AS & Sekutu Salah Perhitungan! Rusia Cuan Jumbo Dari Perang
Jakarta, CNBC Indonesia - Perang Rusia dengan Ukraina sudah berlangsung selama 6 bulan dan belum menunjukkan tanda-tanda akan berakhir. Ukraina yang dibelakangnya Amerika Serikat (AS) dan sekutu mampu menahan gempuran pasukan Rusia.
Di sisi lain, guna melemahkan dan menekan Rusia, AS dan sekutunya memberikan berbagai macam sanksi.
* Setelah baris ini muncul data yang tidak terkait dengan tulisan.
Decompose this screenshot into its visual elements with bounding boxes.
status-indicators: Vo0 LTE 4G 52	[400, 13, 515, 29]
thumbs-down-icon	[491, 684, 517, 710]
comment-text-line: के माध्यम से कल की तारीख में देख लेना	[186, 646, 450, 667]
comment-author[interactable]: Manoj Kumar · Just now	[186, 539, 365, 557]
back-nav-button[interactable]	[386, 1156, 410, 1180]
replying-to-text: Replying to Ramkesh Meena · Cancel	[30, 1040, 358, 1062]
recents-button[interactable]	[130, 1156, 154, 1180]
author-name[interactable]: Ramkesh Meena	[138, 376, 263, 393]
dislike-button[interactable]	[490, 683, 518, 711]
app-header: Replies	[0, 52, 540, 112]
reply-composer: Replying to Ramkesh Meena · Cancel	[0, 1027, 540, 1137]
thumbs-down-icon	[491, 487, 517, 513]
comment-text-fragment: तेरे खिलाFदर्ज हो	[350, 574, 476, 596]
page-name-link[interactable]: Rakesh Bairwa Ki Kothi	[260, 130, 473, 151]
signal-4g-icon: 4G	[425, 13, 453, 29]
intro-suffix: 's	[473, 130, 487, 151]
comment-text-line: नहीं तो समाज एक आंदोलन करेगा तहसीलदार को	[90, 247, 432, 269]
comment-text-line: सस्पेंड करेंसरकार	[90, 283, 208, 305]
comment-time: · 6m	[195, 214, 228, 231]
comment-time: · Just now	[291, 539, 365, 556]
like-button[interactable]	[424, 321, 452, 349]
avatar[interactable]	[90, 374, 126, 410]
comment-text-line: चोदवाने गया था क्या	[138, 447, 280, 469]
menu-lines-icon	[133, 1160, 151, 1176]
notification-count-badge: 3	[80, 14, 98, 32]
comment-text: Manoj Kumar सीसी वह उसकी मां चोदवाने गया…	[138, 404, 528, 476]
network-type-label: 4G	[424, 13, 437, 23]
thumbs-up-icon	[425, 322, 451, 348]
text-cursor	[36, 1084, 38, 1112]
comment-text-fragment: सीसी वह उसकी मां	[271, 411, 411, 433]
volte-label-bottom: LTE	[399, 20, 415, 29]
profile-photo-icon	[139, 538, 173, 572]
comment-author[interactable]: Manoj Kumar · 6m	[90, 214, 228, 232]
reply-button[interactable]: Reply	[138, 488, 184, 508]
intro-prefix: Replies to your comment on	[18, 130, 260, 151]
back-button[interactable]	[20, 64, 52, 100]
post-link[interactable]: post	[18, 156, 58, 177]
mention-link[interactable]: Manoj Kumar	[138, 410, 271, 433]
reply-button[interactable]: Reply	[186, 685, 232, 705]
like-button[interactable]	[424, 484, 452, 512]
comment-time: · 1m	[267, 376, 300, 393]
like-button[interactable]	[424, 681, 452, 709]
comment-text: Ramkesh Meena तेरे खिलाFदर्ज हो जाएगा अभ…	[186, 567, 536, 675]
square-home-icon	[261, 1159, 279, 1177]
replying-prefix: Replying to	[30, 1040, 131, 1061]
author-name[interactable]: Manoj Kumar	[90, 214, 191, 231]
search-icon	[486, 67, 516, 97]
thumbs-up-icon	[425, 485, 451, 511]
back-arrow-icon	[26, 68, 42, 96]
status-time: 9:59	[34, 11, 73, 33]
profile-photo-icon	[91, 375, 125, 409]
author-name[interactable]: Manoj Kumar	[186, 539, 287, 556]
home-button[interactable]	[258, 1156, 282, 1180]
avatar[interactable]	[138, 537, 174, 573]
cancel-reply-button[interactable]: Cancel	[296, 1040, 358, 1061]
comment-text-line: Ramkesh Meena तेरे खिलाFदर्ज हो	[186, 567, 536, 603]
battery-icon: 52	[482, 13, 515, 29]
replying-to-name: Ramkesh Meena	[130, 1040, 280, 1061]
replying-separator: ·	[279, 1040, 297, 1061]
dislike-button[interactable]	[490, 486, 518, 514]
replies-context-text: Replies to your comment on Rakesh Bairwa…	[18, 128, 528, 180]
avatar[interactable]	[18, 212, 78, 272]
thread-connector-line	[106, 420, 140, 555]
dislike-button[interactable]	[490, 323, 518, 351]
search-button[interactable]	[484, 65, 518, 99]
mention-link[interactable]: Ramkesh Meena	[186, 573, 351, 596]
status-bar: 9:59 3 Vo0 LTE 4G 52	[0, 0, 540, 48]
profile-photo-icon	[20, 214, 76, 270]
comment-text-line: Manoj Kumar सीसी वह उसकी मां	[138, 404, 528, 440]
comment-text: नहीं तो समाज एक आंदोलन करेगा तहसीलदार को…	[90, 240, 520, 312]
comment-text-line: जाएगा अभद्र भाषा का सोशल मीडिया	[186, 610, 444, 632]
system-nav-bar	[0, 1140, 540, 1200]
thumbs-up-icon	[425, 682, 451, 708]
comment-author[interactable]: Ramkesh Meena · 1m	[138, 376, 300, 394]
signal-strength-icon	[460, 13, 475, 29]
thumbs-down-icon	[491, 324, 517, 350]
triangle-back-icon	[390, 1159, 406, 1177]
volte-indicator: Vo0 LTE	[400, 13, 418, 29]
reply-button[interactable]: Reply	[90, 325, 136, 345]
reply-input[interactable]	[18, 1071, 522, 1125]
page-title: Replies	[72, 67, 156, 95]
Namun, sanksi tinggallah sanksi, hingga 6 bulan Rusia masih kuat untuk mendanai perang, bahkan malah untung besar.
Sebaliknya, Amerika Serikat dan Eropa justru yang mendapat masalah inflasi yang sangat tinggi, kini memberikan ancaman resesi hingga stagflasi.
"Langkah-langkah ini akan menurunkan instrumen utama kekuatan negara Rusia dan menimbulkan kerugian ekonomi akut dan langsung di Rusia dan meminta pertanggung jawaban kleptokrasi Rusia yang mendanai dan mendukung perang Putin," kata sekretaris pers Gedung Putih Jen Psaki, saat Amerika Serikat melarang investasi ke Rusia, dan mengenakan saksi bagi pejabat Kremlin dan keluarganya pada awal April lalu.
Sanksi paling parah yang diberikan Barat adalah embargo sektor energi, serta dikeluarkannya perbankan Rusia dari SWIFT.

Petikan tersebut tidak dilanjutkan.